Я могу сказать, что тогда я просто восхищался нашими людьми. Это самые большие наши богатство и гордость. Все знали, что там люди умерли, но никто не отказался идти, не испугался, все пошли. Я с громадным уважением отношусь к Максимчуку, потому что он всегда сам показывал, как делать. И тогда не будет вопросов. Поэтому мы все так делали, и я сам пошёл первым, чтобы, когда я буду пятёрки формировать и посылать, никто бы не бросил: «А ты сам-то там ходил? Что же ты нас гонишь?»
— Почему об этом пожаре так мало информации?
— Когда нас распределили по госпиталям, пришла команда ничего об этом пожаре не рассказывать. Я спросил почему. Мне объяснили, что пошли с награждениями на самый верх, и тут Горбачёв сказал: «Вы что, охренели? Месяц назад мы весь мир напугали, и теперь хотите, чтобы я снова сказал, что у нас опять там же пожар?» За достоверность слов не ручаюсь, но смысл точно был такой. Просто ничего не было, мы об этом не вспоминали. Даже когда в госпитале лежал, у меня был диагноз не «лучевая болезнь», а «вегетососудистая дистония», и у всех наших ребят так. Об этом пожаре не вспоминали до недавнего времени. Пока ваши коллеги не сделали более-менее правдивый документальный фильм — только там было серьёзное упоминание.
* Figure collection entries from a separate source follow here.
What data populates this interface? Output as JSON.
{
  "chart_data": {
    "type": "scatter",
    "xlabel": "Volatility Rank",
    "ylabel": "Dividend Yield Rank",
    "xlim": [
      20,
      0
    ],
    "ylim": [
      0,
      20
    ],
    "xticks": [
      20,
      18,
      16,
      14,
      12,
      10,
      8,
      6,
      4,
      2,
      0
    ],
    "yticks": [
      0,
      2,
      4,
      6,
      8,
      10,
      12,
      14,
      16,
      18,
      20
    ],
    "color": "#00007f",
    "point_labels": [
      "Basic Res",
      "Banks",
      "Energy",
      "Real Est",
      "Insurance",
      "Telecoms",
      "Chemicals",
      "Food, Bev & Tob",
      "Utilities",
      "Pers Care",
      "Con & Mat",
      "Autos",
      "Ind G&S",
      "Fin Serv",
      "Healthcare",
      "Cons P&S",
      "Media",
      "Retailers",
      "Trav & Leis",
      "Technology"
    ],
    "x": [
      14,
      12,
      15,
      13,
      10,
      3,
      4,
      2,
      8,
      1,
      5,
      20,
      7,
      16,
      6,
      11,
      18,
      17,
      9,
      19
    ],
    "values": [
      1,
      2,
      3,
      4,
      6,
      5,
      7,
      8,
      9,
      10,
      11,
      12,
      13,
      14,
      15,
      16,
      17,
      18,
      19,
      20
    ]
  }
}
— Недавно сериал «Чернобыль» снова поднял волну интереса к этой катастрофе. Смотрели ли вы его? Насколько правдиво там всё показано?
— Мне мои дети позвонили, говорят: «Американцы замечательный фильм сняли, посмотри, хочется твоё мнение узнать». Я отвечаю: «Ребята, даже смотреть не буду. Там, наверное, показаны генералы-мерзавцы, которые гонят людей, как скот на убой? Так вот, меня никто туда не гнал, я сам поехал, потому что я присягу давал».
Потом всё же посмотрел одну серию, дальше не стал. Просто чернуха. Видно, что люди даже не представляют, что там было. Даже в мелочах видно. Совещания показывают в чернушном свете, с мебелью убогой. А на самом деле атомная станция — преуспевающее предприятие, там цветы, ковры. Да была авария, но не на всех же блоках.
Вот когда у нас такое было: пожар, катастрофа, а все собрались на мосту и водку пьют? Никогда у нас такого не было. Праздник если — да, пьют, а если видим, что беда, все пойдём туда, будем как-то её ликвидировать, а не пить и на зарево смотреть. Я видел, как это было на самом деле, там все сплотились, были, как единая семья.
Сейчас Данила Козловский заканчивает съёмки фильма, посвящённого работе пожарных и подвигу ребят, которые 26 апреля работали, он меня просил помочь. Когда встречались, он меня спросил: «Чего бы вы мне никогда не простили в фильме?» Я ответил: «Много всего навскидку могу сказать, но дьявол в деталях. Я бы никогда не простил, если бы показывали наших пожарных в Чернобыле в американских боёвках и немецких касках и противогазах. Может, это мне только так видно и тысяче специалистов, но надо хотя бы форму правдивую сделать — тогда и содержание придёт».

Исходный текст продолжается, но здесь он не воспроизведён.